UPDATE July 2020:
dplyr
1.0 has changed pretty much everything about this question as well as all of the answers. See the dplyr
programming vignette here:
https://cran.r-project.org/web/packages/dplyr/vignettes/programming.html
The new way to refer to columns when their identifier is stored as a character vector is to use the .data
pronoun from rlang
, and then subset as you would in base R.
library(dplyr)
key <- "v3"
val <- "v2"
drp <- "v1"
df <- tibble(v1 = 1:5, v2 = 6:10, v3 = c(rep("A", 3), rep("B", 2)))
df %>%
select(-matches(drp)) %>%
group_by(.data[[key]]) %>%
summarise(total = sum(.data[[val]], na.rm = TRUE))
#> `summarise()` ungrouping output (override with `.groups` argument)
#> # A tibble: 2 x 2
#> v3 total
#> <chr> <int>
#> 1 A 21
#> 2 B 19
If your code is in a package function, you can @importFrom rlang .data
to avoid R check notes about undefined globals.
ORIGINAL QUESTION:
I want to refer to an unknown column name inside a summarise
. The standard evaluation functions introduced in dplyr 0.3
allow column names to be referenced using variables, but this doesn't appear to work when you call a base
R function within e.g. a summarise
.
library(dplyr)
key <- "v3"
val <- "v2"
drp <- "v1"
df <- data_frame(v1 = 1:5, v2 = 6:10, v3 = c(rep("A", 3), rep("B", 2)))
The df looks like this:
> df
Source: local data frame [5 x 3]
v1 v2 v3
1 1 6 A
2 2 7 A
3 3 8 A
4 4 9 B
5 5 10 B
I want to drop v1, group by v3, and sum v2 for each group:
df %>% select(-matches(drp)) %>% group_by_(key) %>% summarise_(sum(val, na.rm = TRUE))

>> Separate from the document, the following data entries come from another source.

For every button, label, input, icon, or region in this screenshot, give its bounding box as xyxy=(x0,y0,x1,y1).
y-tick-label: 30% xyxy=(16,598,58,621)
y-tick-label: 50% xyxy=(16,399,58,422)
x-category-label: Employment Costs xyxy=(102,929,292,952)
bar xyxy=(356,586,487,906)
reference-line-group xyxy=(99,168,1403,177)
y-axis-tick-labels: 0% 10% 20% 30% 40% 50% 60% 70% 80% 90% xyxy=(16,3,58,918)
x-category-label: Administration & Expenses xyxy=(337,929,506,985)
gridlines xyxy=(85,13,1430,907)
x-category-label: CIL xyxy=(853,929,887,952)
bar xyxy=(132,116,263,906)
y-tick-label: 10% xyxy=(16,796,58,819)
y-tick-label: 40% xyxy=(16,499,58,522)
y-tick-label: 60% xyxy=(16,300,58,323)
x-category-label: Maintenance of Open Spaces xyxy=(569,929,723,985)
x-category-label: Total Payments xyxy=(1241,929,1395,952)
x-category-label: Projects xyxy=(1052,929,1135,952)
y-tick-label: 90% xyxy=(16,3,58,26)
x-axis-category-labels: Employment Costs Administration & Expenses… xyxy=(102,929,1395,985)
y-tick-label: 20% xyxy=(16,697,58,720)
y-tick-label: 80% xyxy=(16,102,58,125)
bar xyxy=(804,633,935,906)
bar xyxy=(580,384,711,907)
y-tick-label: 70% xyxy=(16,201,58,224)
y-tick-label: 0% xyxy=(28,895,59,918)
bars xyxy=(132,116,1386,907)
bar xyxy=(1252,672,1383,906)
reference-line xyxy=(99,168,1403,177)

Error in sum(val, na.rm = TRUE) : invalid 'type' (character) of argument
The NSE version of select()
works fine, since it can match a character string. The SE version of group_by()
works fine, since it can now accept variables as arguments and evaluate them. However, I haven't found a way to achieve similar results when using base R functions inside dplyr
functions.
Things that don't work:
df %>% group_by_(key) %>% summarise_(sum(get(val), na.rm = TRUE))
Error in get(val) : object 'v2' not found
df %>% group_by_(key) %>% summarise_(sum(eval(as.symbol(val)), na.rm = TRUE))
Error in eval(expr, envir, enclos) : object 'v2' not found
I've checked out several related questions, but none of the proposed solutions have worked for me so far.